Interestingly, going through a traumatic moment looks to be a common theme across family businesses, and represents a sort of crossroads for them. If a family business you remember from the past is not around today, it could be because it succumbed in the wake of one or more of these four Ds. In the case of TCM specialist Eu Yan Sang, the traumatic event was an external party buying the company.

As chief executive officer Richard Eu explains: “I got into Eu Yan Sang after someone took us over. We got bought out. That was the tipping point. It was a major disaster at the time, but it actually consolidated the shareholdings of the business into one hand, and subsequently we were able to do a management buyout.  As with Atlas Sound, when things look bleakest, there is a silver lining.” Eu reveals that the fifth generation has joined the company — his son and a niece — but they have to learn the ropes before they can take on management positions.

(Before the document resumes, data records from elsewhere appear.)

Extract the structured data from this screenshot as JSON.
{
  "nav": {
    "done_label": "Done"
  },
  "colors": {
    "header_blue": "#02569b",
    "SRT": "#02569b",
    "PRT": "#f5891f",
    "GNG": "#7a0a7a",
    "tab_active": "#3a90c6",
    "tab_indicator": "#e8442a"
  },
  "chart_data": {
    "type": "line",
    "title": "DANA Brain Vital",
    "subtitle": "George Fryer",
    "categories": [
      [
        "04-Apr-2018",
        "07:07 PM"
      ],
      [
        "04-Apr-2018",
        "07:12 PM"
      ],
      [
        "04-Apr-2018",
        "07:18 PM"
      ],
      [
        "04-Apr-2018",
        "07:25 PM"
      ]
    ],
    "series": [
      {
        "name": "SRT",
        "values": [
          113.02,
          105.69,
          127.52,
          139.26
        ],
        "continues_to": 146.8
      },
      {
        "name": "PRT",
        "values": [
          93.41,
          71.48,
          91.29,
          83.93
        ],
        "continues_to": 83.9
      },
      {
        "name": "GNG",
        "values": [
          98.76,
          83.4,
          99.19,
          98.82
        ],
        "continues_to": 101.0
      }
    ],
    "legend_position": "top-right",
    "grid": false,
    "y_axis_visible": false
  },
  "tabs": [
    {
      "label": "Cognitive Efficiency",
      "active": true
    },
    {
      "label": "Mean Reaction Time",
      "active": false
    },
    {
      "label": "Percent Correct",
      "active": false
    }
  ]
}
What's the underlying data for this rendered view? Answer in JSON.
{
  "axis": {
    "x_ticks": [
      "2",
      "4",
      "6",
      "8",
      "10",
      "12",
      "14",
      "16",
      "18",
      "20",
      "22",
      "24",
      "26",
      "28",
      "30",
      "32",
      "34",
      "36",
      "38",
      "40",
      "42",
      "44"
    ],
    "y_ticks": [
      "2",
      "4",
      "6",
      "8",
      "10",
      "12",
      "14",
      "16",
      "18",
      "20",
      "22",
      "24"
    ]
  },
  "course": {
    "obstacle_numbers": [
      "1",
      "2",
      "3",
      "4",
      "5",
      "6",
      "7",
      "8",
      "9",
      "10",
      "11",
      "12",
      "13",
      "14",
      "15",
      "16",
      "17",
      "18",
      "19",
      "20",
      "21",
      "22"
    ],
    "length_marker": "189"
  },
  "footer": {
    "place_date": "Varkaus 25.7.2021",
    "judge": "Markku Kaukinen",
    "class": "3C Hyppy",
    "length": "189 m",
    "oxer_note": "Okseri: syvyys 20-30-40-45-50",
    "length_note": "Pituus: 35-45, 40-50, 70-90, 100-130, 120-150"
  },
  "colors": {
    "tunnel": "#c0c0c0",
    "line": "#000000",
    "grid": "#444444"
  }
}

There are many positive things that can be said about family businesses. They are agile, have the ability to make decisions quickly, there is a passion for the business, a strong culture and strong work ethic. These are traits which corporates don’t have, and they will help family businesses transition from one generation to the next. However, to ensure longer-term sustainability, it is clear that family businesses need to formalise structures and provide greater transparency. It’s also important to keep management as professional as possible.

Ng notes that a recent global survey of family businesses conducted by his company revealed that finding talent is a key issue for family businesses. “It’s not always easy to attract talent because the talent will know there is always a glass ceiling,” he says. Family businesses that survive after the third generation or more likely have no such glass ceiling for management from outside the family. They will tend to look more like corporations the longer lived they are. But even as they grow, they should not forget the basics centring on the family element that got them there.

Chong Huai Seng making a point.
Chong Huai Seng making a point.

Chong Huai Seng, an investor in listed companies, speaking from the floor, applauded the housekeeping practices displayed by the family businesses at Keep It Going. “If only many of the public listed companies had a percentage of the discipline displayed it would make for much cleaner management.”